Add to that the new structures that are still being bedded down, and the kerfuffle over data issues, and it’s no wonder there’s an impression that things are going awry.
The health administrators clearly have to lift their game.
Former Te Whatu Ora chair Rob Campbell, who went from one of the most powerful figures in the health hierarchy to a victim of his own candour, had a point with his “freeing minds” call, which saw him urging hospital managers to see opportunities, not obstacles, and to serve their communities, not their bosses.
I imagine that Verrall, who was Campbell’s executioner, wouldn’t disagree with those sentiments. She has made it clear she expects Te Whatu Ora to do a better job and do it faster, so that staff pressures are eased and New Zealanders begin to see the gains that the new order promised.
The predicament for public healthcare is that it’s so large and complex that improvements don’t happen quickly. No matter how much money is thrown at it — and this Government has thrown plenty — or what the framework looks like, the challenges remain daunting.
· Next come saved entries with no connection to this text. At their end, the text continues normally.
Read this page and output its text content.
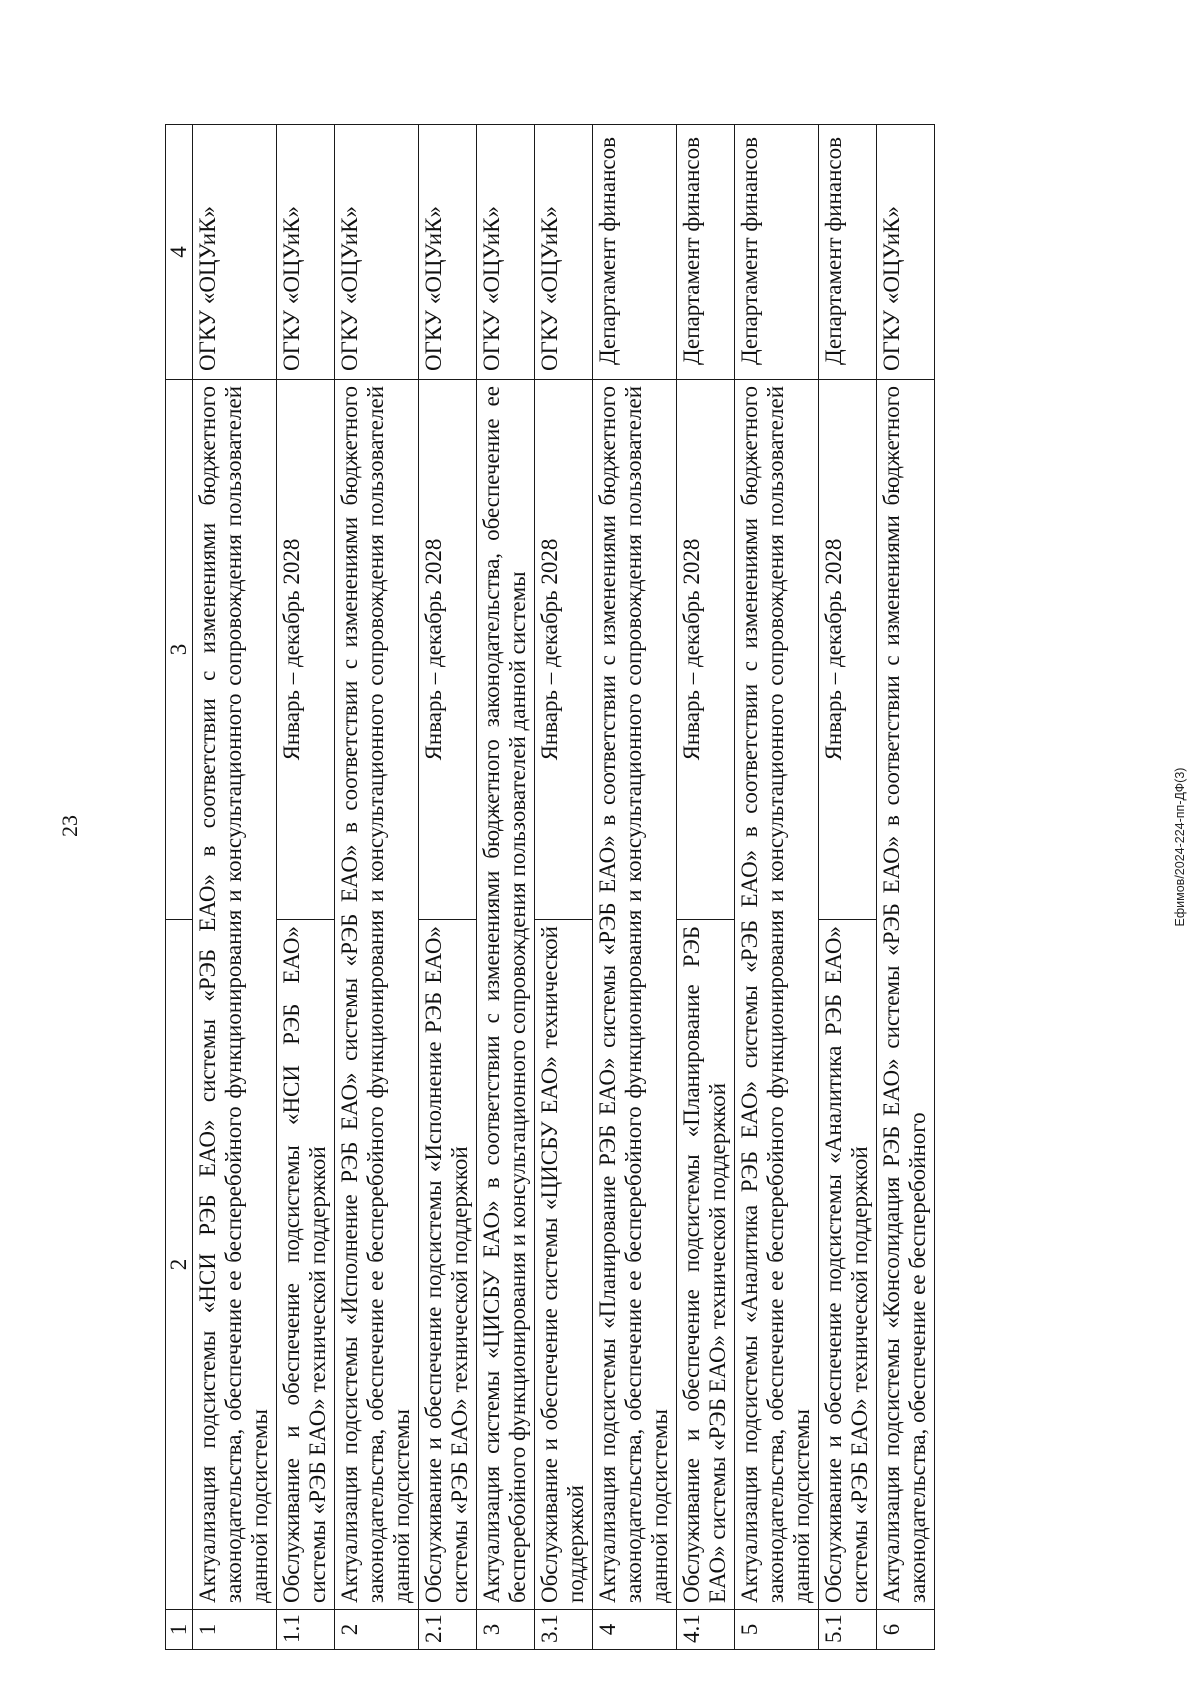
23	Ефимов/2024-224-пп-ДФ(3)
1	2	3	4
1	Актуализация подсистемы «НСИ РЭБ ЕАО» системы «РЭБ ЕАО» в соответствии с изменениями бюджетного законодательства, обеспечение ее бесперебойного функционирования и консультационного сопровождения пользователей данной подсистемы		ОГКУ «ОЦУиК»
1.1	Обслуживание и обеспечение подсистемы «НСИ РЭБ ЕАО» системы «РЭБ ЕАО» технической поддержкой	Январь – декабрь 2028	ОГКУ «ОЦУиК»
2	Актуализация подсистемы «Исполнение РЭБ ЕАО» системы «РЭБ ЕАО» в соответствии с изменениями бюджетного законодательства, обеспечение ее бесперебойного функционирования и консультационного сопровождения пользователей данной подсистемы		ОГКУ «ОЦУиК»
2.1	Обслуживание и обеспечение подсистемы «Исполнение РЭБ ЕАО» системы «РЭБ ЕАО» технической поддержкой	Январь – декабрь 2028	ОГКУ «ОЦУиК»
3	Актуализация системы «ЦИСБУ ЕАО» в соответствии с изменениями бюджетного законодательства, обеспечение ее бесперебойного функционирования и консультационного сопровождения пользователей данной системы		ОГКУ «ОЦУиК»
3.1	Обслуживание и обеспечение системы «ЦИСБУ ЕАО» технической поддержкой	Январь – декабрь 2028	ОГКУ «ОЦУиК»
4	Актуализация подсистемы «Планирование РЭБ ЕАО» системы «РЭБ ЕАО» в соответствии с изменениями бюджетного законодательства, обеспечение ее бесперебойного функционирования и консультационного сопровождения пользователей данной подсистемы		Департамент финансов
4.1	Обслуживание и обеспечение подсистемы «Планирование РЭБ ЕАО» системы «РЭБ ЕАО» технической поддержкой	Январь – декабрь 2028	Департамент финансов
5	Актуализация подсистемы «Аналитика РЭБ ЕАО» системы «РЭБ ЕАО» в соответствии с изменениями бюджетного законодательства, обеспечение ее бесперебойного функционирования и консультационного сопровождения пользователей данной подсистемы		Департамент финансов
5.1	Обслуживание и обеспечение подсистемы «Аналитика РЭБ ЕАО» системы «РЭБ ЕАО» технической поддержкой	Январь – декабрь 2028	Департамент финансов
6	Актуализация подсистемы «Консолидация РЭБ ЕАО» системы «РЭБ ЕАО» в соответствии с изменениями бюджетного законодательства, обеспечение ее бесперебойного		ОГКУ «ОЦУиК»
It seems that has always been the way.
For that reason, the health system has long been something of a playground for reforming politicians. Successive governments have tried their hand at restructuring in the name of efficiency, effectiveness and spending taxpayers’ money wisely.
Anyone remember hospital boards? In the 40 years since they disappeared and were replaced by area health boards, with a mix of locally-elected and appointed members, different versions have come and gone.
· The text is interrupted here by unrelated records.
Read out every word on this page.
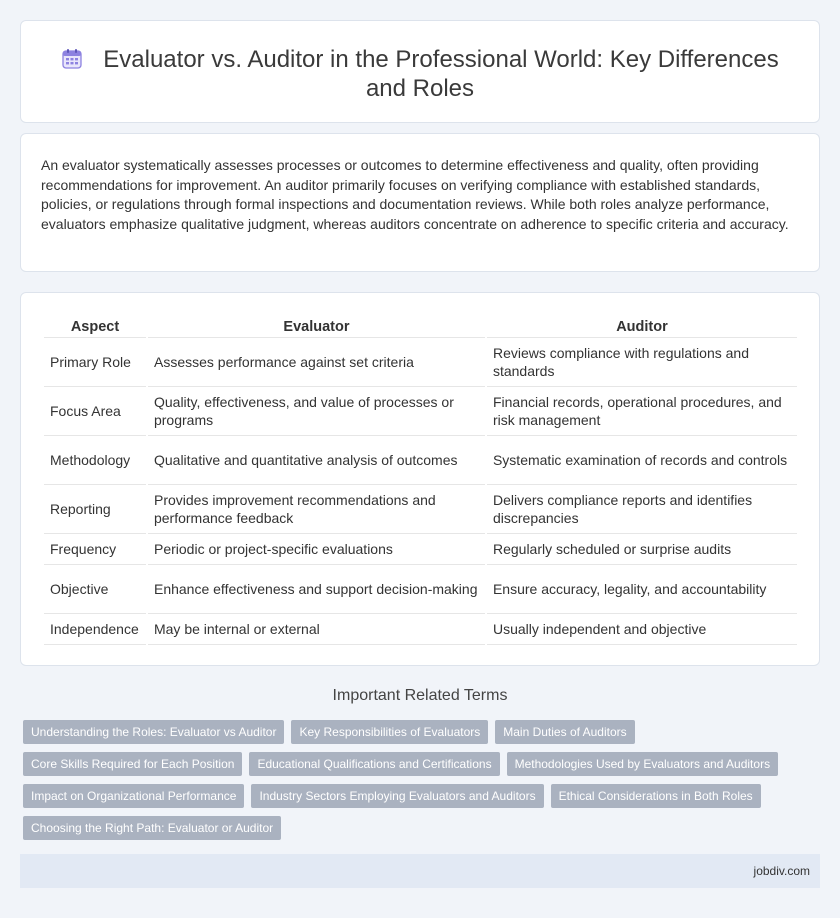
Evaluator vs. Auditor in the Professional World: Key Differences and Roles

An evaluator systematically assesses processes or outcomes to determine effectiveness and quality, often providing recommendations for improvement. An auditor primarily focuses on verifying compliance with established standards, policies, or regulations through formal inspections and documentation reviews. While both roles analyze performance, evaluators emphasize qualitative judgment, whereas auditors concentrate on adherence to specific criteria and accuracy.

Aspect	Evaluator	Auditor
Primary Role	Assesses performance against set criteria	Reviews compliance with regulations and standards
Focus Area	Quality, effectiveness, and value of processes or programs	Financial records, operational procedures, and risk management
Methodology	Qualitative and quantitative analysis of outcomes	Systematic examination of records and controls
Reporting	Provides improvement recommendations and performance feedback	Delivers compliance reports and identifies discrepancies
Frequency	Periodic or project-specific evaluations	Regularly scheduled or surprise audits
Objective	Enhance effectiveness and support decision-making	Ensure accuracy, legality, and accountability
Independence	May be internal or external	Usually independent and objective
Important Related Terms
Understanding the Roles: Evaluator vs Auditor	Key Responsibilities of Evaluators	Main Duties of Auditors
Core Skills Required for Each Position	Educational Qualifications and Certifications	Methodologies Used by Evaluators and Auditors
Impact on Organizational Performance	Industry Sectors Employing Evaluators and Auditors	Ethical Considerations in Both Roles
Choosing the Right Path: Evaluator or Auditor
jobdiv.com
The early 1990s saw the Bolger Government’s quasi-market reforms. Four regional health authorities were established and the 14 area boards reconfigured into 23 Crown health enterprises, structured as for-profit organisations and subject to ordinary company law.
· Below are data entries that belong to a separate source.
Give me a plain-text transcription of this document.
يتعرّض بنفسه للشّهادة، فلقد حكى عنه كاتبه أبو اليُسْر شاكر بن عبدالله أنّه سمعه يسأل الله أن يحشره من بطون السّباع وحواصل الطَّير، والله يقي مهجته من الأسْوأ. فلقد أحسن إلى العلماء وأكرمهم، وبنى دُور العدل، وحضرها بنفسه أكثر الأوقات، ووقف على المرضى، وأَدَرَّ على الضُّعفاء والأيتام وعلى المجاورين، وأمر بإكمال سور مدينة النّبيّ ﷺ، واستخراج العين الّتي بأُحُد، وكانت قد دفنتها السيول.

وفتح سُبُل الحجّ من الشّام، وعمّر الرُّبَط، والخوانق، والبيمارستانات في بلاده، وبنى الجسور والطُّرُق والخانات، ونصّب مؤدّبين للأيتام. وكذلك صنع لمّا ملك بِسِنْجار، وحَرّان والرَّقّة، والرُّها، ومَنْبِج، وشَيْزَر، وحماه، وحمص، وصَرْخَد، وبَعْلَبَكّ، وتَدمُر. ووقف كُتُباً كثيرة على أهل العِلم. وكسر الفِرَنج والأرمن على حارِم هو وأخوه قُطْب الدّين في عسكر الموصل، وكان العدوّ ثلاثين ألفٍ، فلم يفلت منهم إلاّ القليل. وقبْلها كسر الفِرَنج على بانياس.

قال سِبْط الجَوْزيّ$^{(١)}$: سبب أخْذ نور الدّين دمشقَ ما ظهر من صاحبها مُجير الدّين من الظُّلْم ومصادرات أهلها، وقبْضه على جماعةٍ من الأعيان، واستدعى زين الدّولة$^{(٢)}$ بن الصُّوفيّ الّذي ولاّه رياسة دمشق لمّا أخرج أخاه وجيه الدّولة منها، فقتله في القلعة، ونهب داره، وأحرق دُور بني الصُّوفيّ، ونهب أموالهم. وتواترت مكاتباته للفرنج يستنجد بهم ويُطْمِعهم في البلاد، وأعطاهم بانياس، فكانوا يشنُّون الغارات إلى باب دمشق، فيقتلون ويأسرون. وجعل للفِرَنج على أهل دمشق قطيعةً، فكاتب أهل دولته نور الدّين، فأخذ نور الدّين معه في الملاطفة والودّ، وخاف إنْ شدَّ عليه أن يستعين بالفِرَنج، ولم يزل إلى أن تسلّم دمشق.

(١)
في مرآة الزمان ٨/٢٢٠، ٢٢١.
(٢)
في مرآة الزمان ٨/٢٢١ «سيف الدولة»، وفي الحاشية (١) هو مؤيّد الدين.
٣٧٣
The funding, purchasing and provision of healthcare were separated, and the government’s drug-buying agency, Pharmac, was created, amid skyrocketing prices for medicines. User charges were introduced in public hospitals — ouch! — then quickly dumped.
Soon afterwards, the reform juggernaut stirred again, with the four RHAs being rolled into a single national purchasing agency, the Health Funding Authority. That lasted just four years.
In 2000 Helen Clark’s Government further streamlined the system. The HFA was folded into the Ministry of Health and district health boards, funded through a population-based formula, became the providers of health and disability services. Primary health organisations also joined the mix of services.
DHBs lasted 21 years, during which time there were further innovations, including Whānau Ora, launched in 2010 by the Key Government in recognition of poor health outcomes for Māori.
Most recently we’ve had the Heather Simpson review, most of which the Government has adopted. It centralises the system, giving Wellington far greater influence. Te Whatu Ora has taken over hospitals, a new Māori Health Authority, Te Aka Whai Ora, has emerged and debt-laden DHBs have been consigned to the scrapheap.
Of course, the healthcare system will continue to be politically vulnerable, as it always has.
Listen to the drumbeat from National. If elected this year, they’re promising to save health dollars by slashing the bureaucracy and consultants, and by torpedoing the new Māori Health Authority, even before it has had the opportunity to demonstrate what it can offer.
But irrespective of how the system is configured, there are two unshakeable facts.
First, health spending will inexorably climb, driven by a combination of factors such as an ageing population, greater acute demand and the rising cost of new buildings, technologies and drugs.
And healthcare workers’ professionalism and compassion will continue to shine — which ultimately is what really matters.
- Mike Munro is a former chief of staff for Jacinda Ardern and was chief press secretary for Helen Clark.